A. What is occupiers’ liability?
Occupiers’ liability is a branch of tort law concerning the legal responsibility of those who exercise a sufficient degree of control over premises towards those who enter them. The law imposes a positive “common duty of care” on occupiers toward all lawful visitors.
The law does not require premises to be risk-free. Rather, this duty requires the occupier to take such care as is reasonable in all the circumstances to see that the visitor will be reasonably safe in using the premises for the purposes for which he is invited or permitted to be there. Notably, this responsibility extends to protecting the property of visitors, as well as their personal safety.
The term “premises” is broad. It is not limited to land or buildings. It can also include fixed or movable structures, and may extend to things like a boat, vehicle, aircraft, scaffold, toilet, roof, or other structure that a visitor is invited or permitted to use.
However, occupier’s liability is not the law for every accident that happens on premises.
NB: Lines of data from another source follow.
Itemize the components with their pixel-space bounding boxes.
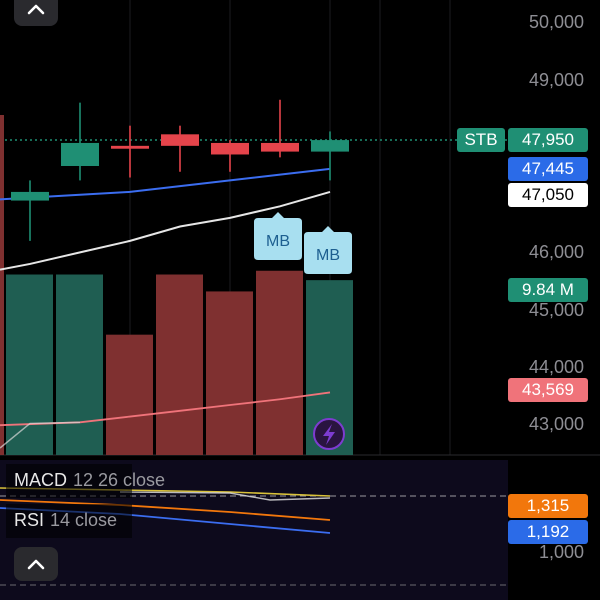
marker-mb[interactable]: MB [254, 212, 302, 260]
macd-name: MACD [14, 470, 67, 490]
rsi-label[interactable]: RSI 14 close [14, 510, 117, 531]
price-tick-label: 50,000 [529, 12, 584, 32]
volume-bar[interactable] [106, 334, 153, 455]
volume-bar[interactable] [256, 270, 303, 455]
macd-signal-tag: 1,192 [508, 520, 588, 544]
volume-bar[interactable] [206, 291, 253, 455]
chart-stage[interactable]: MB MB 50,000 49,000 46,000 45,000 44,000 43,00… [0, 0, 600, 600]
candle-body[interactable] [161, 134, 199, 146]
candle-body[interactable] [211, 142, 249, 155]
last-price-tag: 47,950 [508, 128, 588, 152]
ma-blue-tag: 47,445 [508, 157, 588, 181]
macd-value-tag: 1,315 [508, 494, 588, 518]
price-tick-label: 46,000 [529, 242, 584, 262]
candle-body[interactable] [111, 145, 149, 149]
price-tick-label: 43,000 [529, 414, 584, 434]
price-tick-label: 44,000 [529, 357, 584, 377]
chevron-up-icon [27, 4, 45, 15]
volume-bar[interactable] [56, 274, 103, 455]
macd-label[interactable]: MACD 12 26 close [14, 470, 165, 491]
marker-mb[interactable]: MB [304, 226, 352, 274]
rsi-name: RSI [14, 510, 45, 530]
sub-tick-label: 1,000 [539, 542, 584, 562]
candle-body[interactable] [311, 140, 349, 152]
macd-params: 12 26 close [73, 470, 166, 490]
price-tick-label: 49,000 [529, 70, 584, 90]
candle-body[interactable] [61, 142, 99, 166]
volume-bar[interactable] [6, 274, 53, 455]
price-tick-label: 45,000 [529, 300, 584, 320]
edge-bar [0, 115, 4, 455]
collapse-top-button[interactable] [14, 0, 58, 26]
candle-body[interactable] [11, 191, 49, 201]
candle-body[interactable] [261, 142, 299, 152]
marker-label: MB [266, 233, 290, 250]
volume-ma-tag: 43,569 [508, 378, 588, 402]
marker-label: MB [316, 247, 340, 264]
volume-tag: 9.84 M [508, 278, 588, 302]
ma-white-tag: 47,050 [508, 183, 588, 207]
rsi-params: 14 close [50, 510, 118, 530]
collapse-bottom-button[interactable] [14, 547, 58, 581]
lightning-icon[interactable] [313, 418, 345, 450]
chevron-up-icon [27, 559, 45, 570]
volume-bar[interactable] [156, 274, 203, 455]
symbol-tag: STB [457, 128, 505, 152]
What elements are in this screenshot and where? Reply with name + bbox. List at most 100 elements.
A useful distinction is:
- Occupancy duty: If the injury was caused by the static state or condition of the premises, such as wet floors, broken steps, poor lighting, unsafe common areas, missing covers, or inadequate escape arrangements, the Occupiers Liability Ordinance (Cap. 314) is likely to apply.
- Activity duty: If the injury was really caused by the way an activity was carried out, the case may instead fall under the ordinary law of negligence. For example, where an employee causes injury to another person whilst moving goods, operating machinery, or carrying out cleaning or maintenance work.
That said, the law recognises that an occupier may still be liable under occupiers’ liability if the injury arises from a failure to properly control or supervise activities conducted by third parties that create a foreseeable risk to visitors.